Totalitarismo árabe en pos del Estado unido

Beirut

El Gobierno de Bagdad ha reaccionado ante las veleidades separatistas de los kurdos de la autonomía del norte iraquí con la habitual actitud de los estados árabes del Mashreq y del Magreb. En la política árabe contemporánea prevalece una tendencia totalitaria evidente. Pese a la constitución federal en vigor en Irak –fruto de la imposición estadounidense cuando ocuparon el país tras la derrota del ejército de Sadam Husein, en el verano del 2003– ni los sistemas federales ni mucho menos las escisiones territoriales son toleradas.

Hay una glorificación en el mundo árabe del Estado marmóreo unitario, sea monárquico, republicano o surgido de un golpe militar. Es un hecho que va a la par del culto a la personalidad y la reverencia al caudillo, un hombre providencial.

Los kurdos de Irak han gozado, sobre todo desde 1991, de un régimen de autonomía muy notable, pero la historia de sus relaciones con el Gobierno de Bagdad a partir de 1970, y durante los años del régimen baasista, con sus persecuciones, deportaciones y la arabización de sus poblaciones, fue muy abrupta. Es, no ­obstante, el único caso de descentralización establecido en los países ­árabes.

En la guerra de tres lustros de Líbano, los cristianos maronitas, a través de sus aguerridas milicias del Kataeb o Falange, intentaron organizar su cantón en la montaña y en la localidad marítima de Junie.

A los maronitas les tachaban entonces, como si se tratase de un insulto, de aislacionistas y eran considerados traidores a la causa árabe y palestina, y a menudo aliados de Israel.

Para los gobernantes árabes es Israel el que fomenta las luchas separatistas, sea la de los kurdos o bien de otras minorías.
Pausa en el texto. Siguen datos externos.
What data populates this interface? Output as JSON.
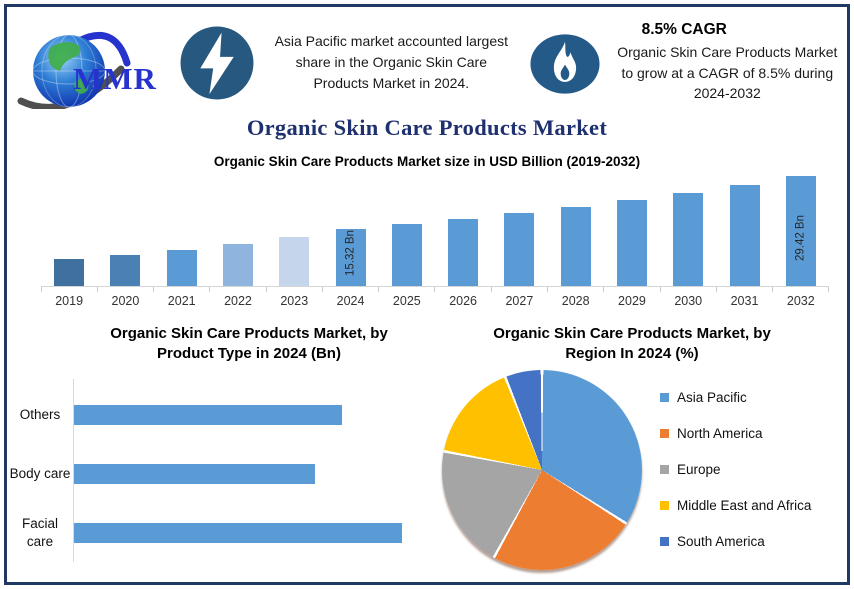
{
  "header": {
    "logo_text": "MMR",
    "highlight_1": {
      "icon": "lightning-icon",
      "text": "Asia Pacific market accounted largest share in the Organic Skin Care Products Market in 2024."
    },
    "highlight_2": {
      "icon": "flame-icon",
      "title": "8.5% CAGR",
      "text": "Organic Skin Care Products Market to grow at a CAGR of 8.5% during 2024-2032"
    }
  },
  "page_title": "Organic Skin Care Products Market",
  "colors": {
    "frame_border": "#1f3864",
    "page_title": "#1f3070",
    "icon_background": "#27587f",
    "bar_default": "#5b9bd5",
    "axis_line": "#d6d6d6"
  },
  "chart_data": [
    {
      "type": "bar",
      "title": "Organic Skin Care Products Market size in USD Billion (2019-2032)",
      "unit": "USD Billion",
      "categories": [
        "2019",
        "2020",
        "2021",
        "2022",
        "2023",
        "2024",
        "2025",
        "2026",
        "2027",
        "2028",
        "2029",
        "2030",
        "2031",
        "2032"
      ],
      "values": [
        7.2,
        8.3,
        9.7,
        11.1,
        13.1,
        15.32,
        16.62,
        18.03,
        19.57,
        21.23,
        23.03,
        24.99,
        27.12,
        29.42
      ],
      "data_labels": [
        {
          "category": "2024",
          "text": "15.32 Bn"
        },
        {
          "category": "2032",
          "text": "29.42 Bn"
        }
      ],
      "bar_colors": {
        "2019": "#40719e",
        "2020": "#4a80b4",
        "2021": "#5b9bd5",
        "2022": "#8fb4de",
        "2023": "#c5d5ec",
        "default": "#5b9bd5"
      },
      "ylim": [
        0,
        31
      ],
      "grid": false,
      "legend": "none"
    },
    {
      "type": "bar-horizontal",
      "title": "Organic Skin Care Products Market, by Product Type in 2024 (Bn)",
      "categories": [
        "Others",
        "Body care",
        "Facial care"
      ],
      "values": [
        4.9,
        4.4,
        6.0
      ],
      "color": "#5b9bd5",
      "grid": false,
      "legend": "none"
    },
    {
      "type": "pie",
      "title": "Organic Skin Care Products Market, by Region In 2024 (%)",
      "slices": [
        {
          "label": "Asia Pacific",
          "value": 34,
          "color": "#5b9bd5"
        },
        {
          "label": "North America",
          "value": 24,
          "color": "#ed7d31"
        },
        {
          "label": "Europe",
          "value": 20,
          "color": "#a5a5a5"
        },
        {
          "label": "Middle East and Africa",
          "value": 16,
          "color": "#ffc000"
        },
        {
          "label": "South America",
          "value": 6,
          "color": "#4472c4"
        }
      ],
      "start_angle": 0,
      "legend_position": "right"
    }
  ]
}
Su fracaso dio al traste con sus anhelos de fundar un sistema cantonal a imagen y semejanza de la soñada Suiza, con la que a menudo ha querido compararse el Líbano oriental.

Ningún país árabe salvo Argelia ayudó a los saharauis de la antigua colonia española cuando trataron de separarse del reino de Marruecos.
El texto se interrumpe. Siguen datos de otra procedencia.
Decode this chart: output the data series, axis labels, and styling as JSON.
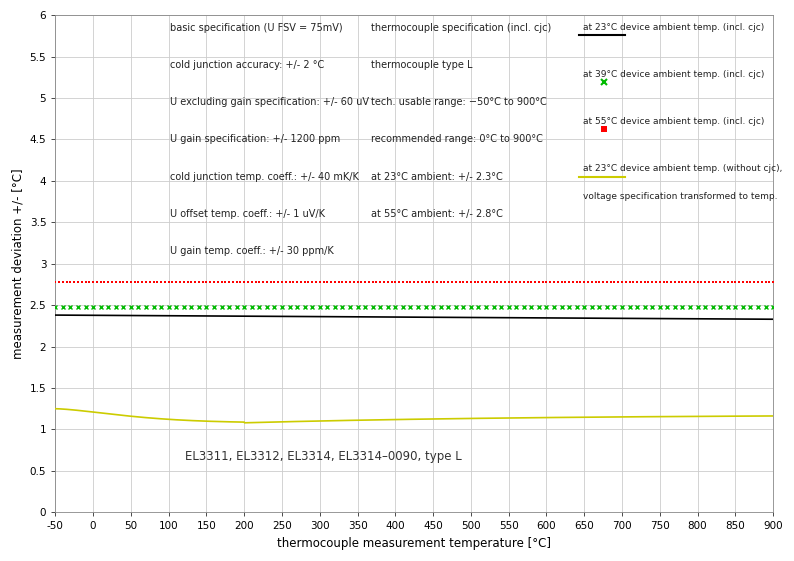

Estuve una noche de febrero de 1976 en la proclamación de aquella república en un paraje de la región fronteriza de Tinduf. En medio de un gran círculo formado por vehículos militares con los faros encendidos, izaron su bandera. Su independencia nunca fue reconocida por los gobiernos árabes.

El desgraciado Sudán del Sur se liberó de la autoridad árabe y musulmana de Jartum después de sangrientas y largas guerras.

Si los gobernantes del Mashreq y del Magreb sofocan todas las aspiraciones de independencia de algunas de sus poblaciones, fracasan, por otro lado, en su retórico panarabismo, mil veces pregonado a bombo y platillo.

Fracasó la RAU, una pretendida unión de Egipto y Siria, a la que más tarde debía unirse Irak. Fracasó también la ilusión del coronel Gadafi de fundir Libia con Egipto y más tarde con Túnez.

El panarabismo de Naser y del partido Baas se agotó hace décadas.

Es paradójico que estados de Oriente Medio surgidos tras la derrota del imperio otomano, sobre fronteras muchas veces artificiales trazadas por los colonizadores europeos, se ensañen con aquellos pueblos que aspiran a separarse de su autoridad.

En todo caso, la inviolabilidad más estricta de fronteras se da en el continente africano. Después de la cascada de independencias africanas de 1962, brotaron guerras en Katanga y en Biafra, en las que los separatistas impugnaban los nuevos gobiernos de las antiguas colonias.

También agentes israelíes intervinieron a menudo en la desestabilización de las flamantes repúblicas.

La Organización de la Unidad Africana tiene como base fundamental la sacrosanta inviolabilidad del trazado de sus fronteras por miedo de que su desmantelamiento precipite a todo el continente a interminables guerras tribales.